Çin’in “Bir Kuşak Bir Yol” projesinin deniz ayağı da Afrika kıyılarına ulaşmıştır. Doğu Afrika’nın “Afrika Boynuzu” olarak bilinen ülkeleri, yapılan altyapı yatırımlarıyla Çin’in nüfuzu altına girmiştir. Bu değişimin ilk ayak sesleri, Etiyopya’daki iç savaşta duyulmuştur. Batı destekli Tigray Kurtuluş Ordusu (TPLF), Çin ve Rusya’nın desteğini alan Etiyopya hükümetiyle kanlı bir çatışmaya girmiştir. Bu çatışmalar, geçtiğimiz yıl Etiyopya’nın lehine sonuçlanmıştır.
Son yıllarda, Batı Afrika da tıpkı Doğu Afrika gibi birçok darbe ve iç karışıklığa sahne olmuştur. Kıtanın en fazla darbe yaşamış ülkesi olan Burkina Faso, bu dönemde sıkıntılı günler geçirmiştir. Burkina Faso’da neredeyse altı ayda bir darbe yaşanmıştır. Ocak 2022’de ordunun yönetime el koymasının ardından sadece sekiz ay sonra tekrar bir darbe gerçekleşmiş ve ülkenin başına 36 yaşındaki Yüzbaşı İbrahim Traore geçmiştir. Traore’nin iktidara geçişi, Burkina Faso tarihindeki birçok darbeden yalnızca biri olarak görülse de, bu durum çok daha derin anlamlar taşımaktadır. Yüzbaşı Traore, Fransız askerlerine ülkeyi terk etmeleri için bir ay tanımıştır. Geçtiğimiz ay, Rusya’da büyük bir gürültü koparan Wagner lideri Yevgeny Prigojin, Yüzbaşı Traore için “kahraman” ifadesini kullanmıştır. Bu durum, Rusların bu Batı Afrika ülkesinin politik figürleriyle ilgili neden konuşma gereği duyduğunu sorgulatmaktadır.

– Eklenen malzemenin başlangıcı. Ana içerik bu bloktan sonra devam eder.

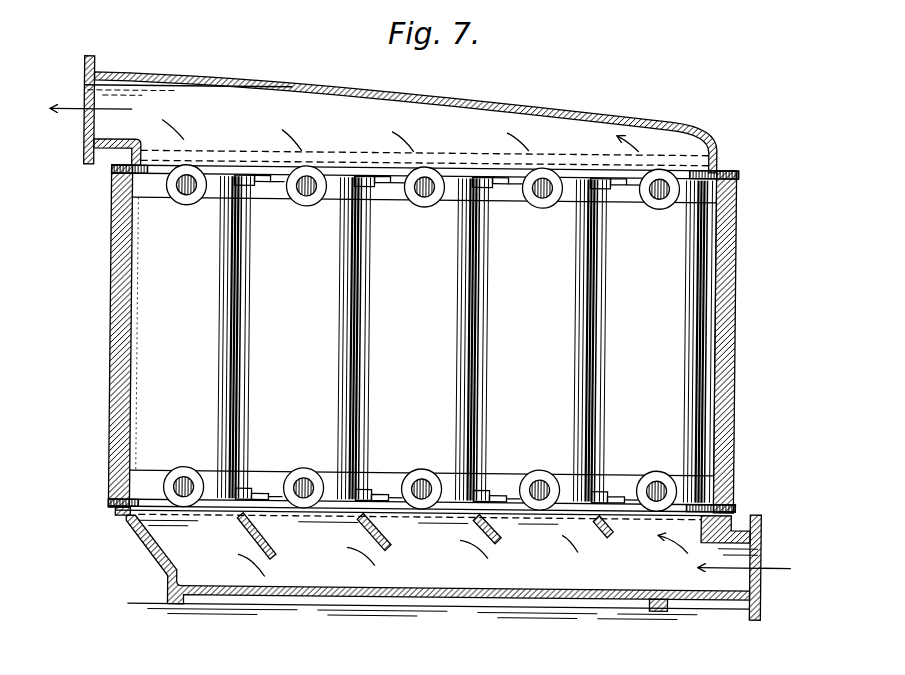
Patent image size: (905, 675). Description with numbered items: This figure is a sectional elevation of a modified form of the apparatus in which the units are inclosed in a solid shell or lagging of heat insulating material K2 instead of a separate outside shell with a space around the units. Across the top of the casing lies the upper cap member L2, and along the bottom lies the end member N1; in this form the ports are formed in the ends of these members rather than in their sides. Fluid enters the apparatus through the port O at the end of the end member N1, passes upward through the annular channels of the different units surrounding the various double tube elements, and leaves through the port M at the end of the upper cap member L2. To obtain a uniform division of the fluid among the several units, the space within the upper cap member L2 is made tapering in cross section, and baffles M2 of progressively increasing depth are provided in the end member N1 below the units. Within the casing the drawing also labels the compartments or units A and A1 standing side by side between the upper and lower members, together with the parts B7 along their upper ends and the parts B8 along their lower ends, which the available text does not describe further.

The upper cap member L2 is at (437, 101).
The port M is at (90, 132).
The upper tube boss B7 is at (661, 214).
The end compartment A is at (441, 339).
The intermediate compartment A1 is at (462, 339).
The shell or lagging of heat insulating material K2 is at (724, 356).
The lower tube boss B8 is at (661, 478).
The baffle M2 is at (628, 542).
The end member N1 is at (473, 588).
The port O is at (748, 578).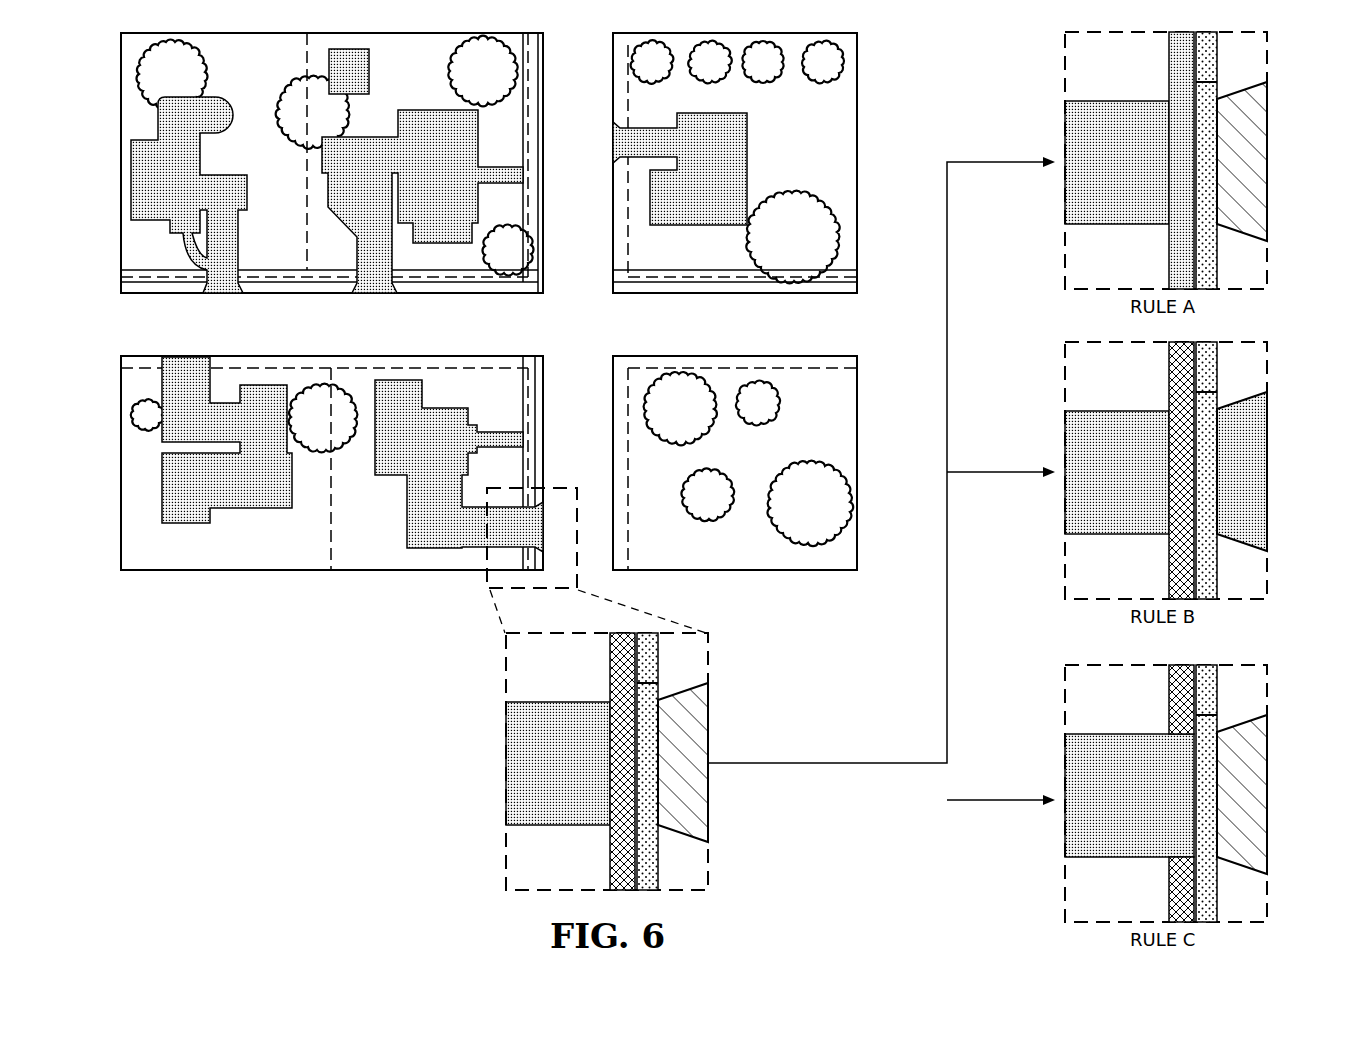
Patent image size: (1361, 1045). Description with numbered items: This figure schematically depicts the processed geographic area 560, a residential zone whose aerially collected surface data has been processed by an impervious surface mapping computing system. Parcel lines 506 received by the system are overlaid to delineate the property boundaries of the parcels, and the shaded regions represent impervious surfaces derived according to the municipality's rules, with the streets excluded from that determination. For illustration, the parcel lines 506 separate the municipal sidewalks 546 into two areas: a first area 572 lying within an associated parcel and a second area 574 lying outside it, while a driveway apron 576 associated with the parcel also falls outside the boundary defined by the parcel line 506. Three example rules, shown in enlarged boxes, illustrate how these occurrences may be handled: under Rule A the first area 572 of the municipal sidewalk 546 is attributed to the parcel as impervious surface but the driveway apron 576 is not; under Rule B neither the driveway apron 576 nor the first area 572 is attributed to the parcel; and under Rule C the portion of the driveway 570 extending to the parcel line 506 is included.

The parcel lines 506 is at (178, 278).
The municipal sidewalks 546 is at (681, 612).
The processed geographic area 560 is at (862, 102).
The driveway 570 is at (370, 70).
The first area 572 is at (620, 847).
The second area 574 is at (650, 855).
The driveway apron 576 is at (700, 800).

Burkina Faso, Rusların ilgilendiği tek ülke değildir. Geçtiğimiz yıllarda darbelerle anılan Mali, Çad ve Nijer de Wagner’in en aktif olduğu ülkeler arasında yer almaktadır. Son darbenin yaşandığı Nijer’de de Burkina Faso’na benzer bir durum söz konusudur. Yönetimi ele alan komutan Omar Tchiani, ülkede 2019’dan beri aktif olan ABD üssündeki askerlerin dışarı çıkmasını yasaklamıştır. Bu üs, SİHA üssü olarak da kullanıldığı için, hava sahasının kapatılmasıyla birlikte etkisiz hale gelmiştir.
Wagner lideri Prigojin’e ve konuyla ilgili yorum yapan diğer Rus analistlere göre, bu darbeler furyasının temel nedeni Fransa ve ABD’nin bölgede sergiledikleri “yeni sömürgeci” davranışlardır. Uranyum yataklarıyla gündeme gelen Nijer’de, aktif olan Fransız şirketlerinin Nijer halkının yaşadığı yoksulluktan sorumlu olduğu iddia edilmektedir. Burkina Faso’nun yeni lideri Yüzbaşı Traore de bu noktaya dikkat çekmiştir. Traore, “Afrika, dünyanın en zengin kıtası… Peki, biz neden bu kadar yoksuluz?” şeklinde bir ifade kullanmıştır.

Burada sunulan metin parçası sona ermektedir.